- Born: Brescia, Lombardy, Italy
- Occupation: Artist
- Years active: 2025-present

= Ghost Pitùr =

Italian artist

Ghost Pitùr is an Italian artist of unknown identity, who cleans and repaints walls vandalized by graffiti. He is active during the night in the city of Brescia, Lombardy, and has been portrayed in media as a superhero.

Ghost Pitùr hides his identity by wearing a hoodie and not showing his face in the videos he posts on his social media accounts. The only information he provided about himself is that he was born and raised in Brescia, was aged in his 30s as of 2026, and works as a professional painter, undertaking façade restoration work at night. He has stated that he does not seek fame or recognition, and that "good deeds should be done in silence, without profit and without wanting to get anything in return". Monocle has described him as an "anti-Banksy".
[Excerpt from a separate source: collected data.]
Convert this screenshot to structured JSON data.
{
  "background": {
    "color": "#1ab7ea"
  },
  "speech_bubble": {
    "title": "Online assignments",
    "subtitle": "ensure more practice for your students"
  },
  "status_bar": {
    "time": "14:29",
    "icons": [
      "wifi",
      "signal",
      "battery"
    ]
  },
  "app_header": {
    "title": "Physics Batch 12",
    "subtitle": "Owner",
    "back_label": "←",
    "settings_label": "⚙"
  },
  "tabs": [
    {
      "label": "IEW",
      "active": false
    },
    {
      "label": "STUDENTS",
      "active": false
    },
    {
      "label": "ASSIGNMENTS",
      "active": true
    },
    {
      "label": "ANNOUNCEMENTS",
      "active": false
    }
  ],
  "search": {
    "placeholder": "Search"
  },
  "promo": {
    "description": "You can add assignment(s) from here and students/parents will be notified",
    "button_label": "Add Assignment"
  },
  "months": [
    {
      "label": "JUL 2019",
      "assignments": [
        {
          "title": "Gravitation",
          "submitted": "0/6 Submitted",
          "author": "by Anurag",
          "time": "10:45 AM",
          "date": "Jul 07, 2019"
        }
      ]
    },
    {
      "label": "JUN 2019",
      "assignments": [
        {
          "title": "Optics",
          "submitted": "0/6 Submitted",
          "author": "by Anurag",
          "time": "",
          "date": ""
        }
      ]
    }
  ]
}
After repainting the walls, Ghost Pitùr leaves a note saying "Questo è un atto d’amore urbano" [This is an act of urban love].

In an interview, he has expressed that he is not against urban art in general: "When I see a well-done piece of work, with a message, a plan, a chosen color, a true artistic intention, I stop. I like it. I would never touch it".

In May 2026 it was reported that Ghost Pitùr cleaned a graffiti from a wall on Piazza Castello, in Turin.